"Question"Why Gel Extraction Kit not working? - (Sep/25/2007 )

As I prepared 4 PCR products and ran them into the gel, I used IQ quick Gel Extraction Kit to purifiy the DNA.
Finally I got nothing in the tubes!!?? What did I go wrong?? Any reason can you think of?? Is this situation always happen? Have you experienced?

I got myself a several possible reasons:
-Incorrected procedure, DNA discarded? (Not likely-I should have followed the protocol)
-Incorrected procedure, Wrong temperature (37C)setup in centrifugation?? (because temperature in centrifugation was not mentioned)
-QI quick Gel Extraction Kit, Solutions expired?? ( how to check? is this important?)
-QI quick Gel Extraction Kit, Solutions previously contaminated? (no idea)
-QI quick Gel Extraction Kit, Is this Kit reliable to all DNA? (my target DNA is around 2000kp)
-QI quick Gel Extraction Kit, Modification of my DNA caused failure of extraction (interaction between column & DNA)?

I am going to purify the PCR products, and I am going to use another technique to replace this Kit!
I am going to extract DNA from PCR products by using QIA quick PCR purification Kit.
Have you guys experienced any problem that I will be facing?

Thanks!!! I am New to BioChem!!Please Tell Me Whatever You Know!!

Things to do to
1: Make sure you have added the 100% ethanol into the wash solution as instructed. The ethanol does not come with the kit. You have to add it yourself. If no ethanol is added to the wash solutioni, the DNA will come off rather then remain bound.

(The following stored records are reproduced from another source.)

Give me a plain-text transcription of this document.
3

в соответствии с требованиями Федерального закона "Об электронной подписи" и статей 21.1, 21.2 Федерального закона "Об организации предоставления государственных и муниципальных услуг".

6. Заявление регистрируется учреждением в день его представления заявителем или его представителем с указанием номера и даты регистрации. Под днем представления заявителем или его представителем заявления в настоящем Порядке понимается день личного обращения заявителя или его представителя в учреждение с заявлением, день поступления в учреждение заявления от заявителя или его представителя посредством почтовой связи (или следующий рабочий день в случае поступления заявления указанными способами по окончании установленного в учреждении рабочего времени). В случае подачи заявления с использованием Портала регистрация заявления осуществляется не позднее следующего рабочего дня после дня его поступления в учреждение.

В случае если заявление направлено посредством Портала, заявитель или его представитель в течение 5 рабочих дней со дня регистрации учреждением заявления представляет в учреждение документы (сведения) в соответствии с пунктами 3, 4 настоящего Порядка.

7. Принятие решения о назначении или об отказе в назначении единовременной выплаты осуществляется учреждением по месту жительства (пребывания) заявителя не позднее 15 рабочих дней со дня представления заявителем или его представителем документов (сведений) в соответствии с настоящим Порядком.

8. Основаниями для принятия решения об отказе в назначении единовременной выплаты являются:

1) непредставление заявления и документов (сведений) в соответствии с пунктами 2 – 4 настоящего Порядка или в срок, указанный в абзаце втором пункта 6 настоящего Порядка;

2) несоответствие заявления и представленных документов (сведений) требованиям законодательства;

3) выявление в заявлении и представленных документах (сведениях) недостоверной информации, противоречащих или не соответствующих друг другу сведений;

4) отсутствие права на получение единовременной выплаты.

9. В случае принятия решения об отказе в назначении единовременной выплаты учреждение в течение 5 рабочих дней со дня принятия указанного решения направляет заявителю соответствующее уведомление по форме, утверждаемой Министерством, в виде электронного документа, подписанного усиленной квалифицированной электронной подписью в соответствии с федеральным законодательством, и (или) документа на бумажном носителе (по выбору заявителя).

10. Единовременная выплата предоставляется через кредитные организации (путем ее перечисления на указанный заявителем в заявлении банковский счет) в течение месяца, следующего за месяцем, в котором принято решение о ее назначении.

2: Make sure you have add enough QG buffer to the gel (as directed by the handboo). Too much is okay. Too little and DNA will not bind to the column. Remember the gel slab itself has volume.

3: Add 300ul Isopropanol for every 900ul of QG buffer(with gel disolve in it) This helps improve binding to the column.

4: Yeilds can be improved by passing the QG buffer (the orange coloured solution which has your gel slab disolved in) 3 time through the column. This helps gives the column a chance to bind with as much DNA as possible.

5: Heat the elution solution to 65 celsius before using it. If the elution solution is hot, you get more DNA in the eluted off the column. Rather then using a single 50ul, I elute my column first with 20ul, then with a second 30ul. You get just a bit more DNA that way.

Another thing- how intense was your band?? ie how much DNA in the original band?? and what volume did you elute in??
If you have a faint band, and then following gel purification you elute in too big a volume- when you check on a gel, there is so little DNA that it can't be visualised by transillumination.

well i hope you were meaning 2 kpb. Otherwise, column kits are not intented for 2000kpb.
Your solutions can not very alter themselves. But if they are over a year old that should be taken in count.

centrifugation should be done at RT as i know. But maybe your kit need 37° during centrif.
Be sure you didn't overloaded your column. Too much agarose alters both binding and leluting cpacities and you may just loose all pcr product.

You can preequilibrate your column vy the binding buffer without gel.

The intensities of my bands were good enough!!!and I eluted into 50ul. I was sure DNAs were large enough (easily visuallized under UV) but just could not get them from the gel extraction.! So Sad!!

My target genes are 2kbp.
Does the temperature of centrifugation affect much in final product?
If I used 2% of agarose instead of 1% agarose, would this become a big issue in the elution???